Más allá de modas y suplementos, una dieta rica en frutas y verduras variadas sigue siendo una de las mejores herramientas para ayudar al cuerpo a recuperarse.
El plátano sigue siendo un clásico
Hay una razón por la que casi siempre aparece en cualquier conversación sobre deporte y recuperación.
El plátano aporta carbohidratos para recuperar energía y minerales como el potasio, importante para el correcto funcionamiento muscular. Además, es cómodo, rápido y fácil de consumir después del entrenamiento.

No elimina las agujetas por arte de magia, pero sí puede ayudar al organismo a recuperarse mejor tras el desgaste físico.
Huevos y proteínas: el músculo necesita repararse
Después del ejercicio, el cuerpo necesita proteínas para reparar las fibras musculares sometidas al esfuerzo.
Los huevos son una de las opciones más completas, pero también pueden ayudar alimentos como el yogur griego, el queso fresco, el pollo, el pavo o las legumbres.

Especialmente interesante es la leucina, un aminoácido relacionado con la recuperación y la síntesis muscular presente en muchos alimentos ricos en proteínas.
Cereales integrales para recuperar energía
El cuerpo también necesita reponer depósitos de energía después de entrenar.
La avena, el arroz integral, el pan integral o la pasta integral aportan carbohidratos complejos, minerales y vitaminas del grupo B que ayudan tanto al rendimiento como a la recuperación muscular.
Durante años los carbohidratos fueron demonizados en muchas dietas, pero siguen siendo fundamentales para personas activas y deportistas.

El error más común: olvidarse de recuperarse
Muchas personas se centran únicamente en entrenar y descuidan completamente la recuperación.

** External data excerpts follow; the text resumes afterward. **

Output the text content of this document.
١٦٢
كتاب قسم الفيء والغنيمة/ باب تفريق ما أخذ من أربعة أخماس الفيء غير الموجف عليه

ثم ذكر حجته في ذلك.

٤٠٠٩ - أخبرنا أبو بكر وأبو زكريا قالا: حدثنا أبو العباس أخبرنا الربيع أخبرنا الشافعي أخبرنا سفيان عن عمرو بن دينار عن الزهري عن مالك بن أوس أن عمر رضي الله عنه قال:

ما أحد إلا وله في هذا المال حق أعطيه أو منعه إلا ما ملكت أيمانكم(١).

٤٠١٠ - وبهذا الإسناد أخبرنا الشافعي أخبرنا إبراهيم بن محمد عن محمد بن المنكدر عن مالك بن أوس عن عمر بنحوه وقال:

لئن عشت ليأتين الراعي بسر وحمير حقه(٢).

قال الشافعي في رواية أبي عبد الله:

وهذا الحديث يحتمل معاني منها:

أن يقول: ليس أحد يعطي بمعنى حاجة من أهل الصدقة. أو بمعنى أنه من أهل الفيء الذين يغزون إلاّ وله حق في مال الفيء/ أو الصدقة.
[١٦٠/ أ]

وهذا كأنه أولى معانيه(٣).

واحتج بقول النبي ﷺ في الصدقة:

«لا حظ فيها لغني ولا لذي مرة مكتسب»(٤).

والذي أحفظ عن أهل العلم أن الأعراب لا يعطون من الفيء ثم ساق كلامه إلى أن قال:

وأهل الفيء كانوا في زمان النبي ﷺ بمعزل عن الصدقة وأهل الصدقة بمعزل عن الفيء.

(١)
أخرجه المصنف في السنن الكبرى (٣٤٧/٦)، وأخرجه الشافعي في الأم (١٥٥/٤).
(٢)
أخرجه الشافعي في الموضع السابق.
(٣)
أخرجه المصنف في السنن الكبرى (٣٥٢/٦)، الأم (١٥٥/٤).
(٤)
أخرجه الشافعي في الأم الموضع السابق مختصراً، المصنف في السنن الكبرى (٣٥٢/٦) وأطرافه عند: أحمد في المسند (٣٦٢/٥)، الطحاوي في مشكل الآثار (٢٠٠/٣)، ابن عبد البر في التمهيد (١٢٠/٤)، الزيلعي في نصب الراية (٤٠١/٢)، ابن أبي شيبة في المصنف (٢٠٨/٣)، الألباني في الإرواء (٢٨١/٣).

Dormir poco, hidratarse mal o comer cualquier cosa después del ejercicio puede hacer que las agujetas duren más y que el cuerpo tarde más en recuperarse.
Porque entrenar duro es importante, pero recuperarse bien también forma parte del progreso.
Y aunque las agujetas son normales cuando volvemos a entrenar o aumentamos intensidad, vivir constantemente con dolor extremo no debería convertirse en el objetivo.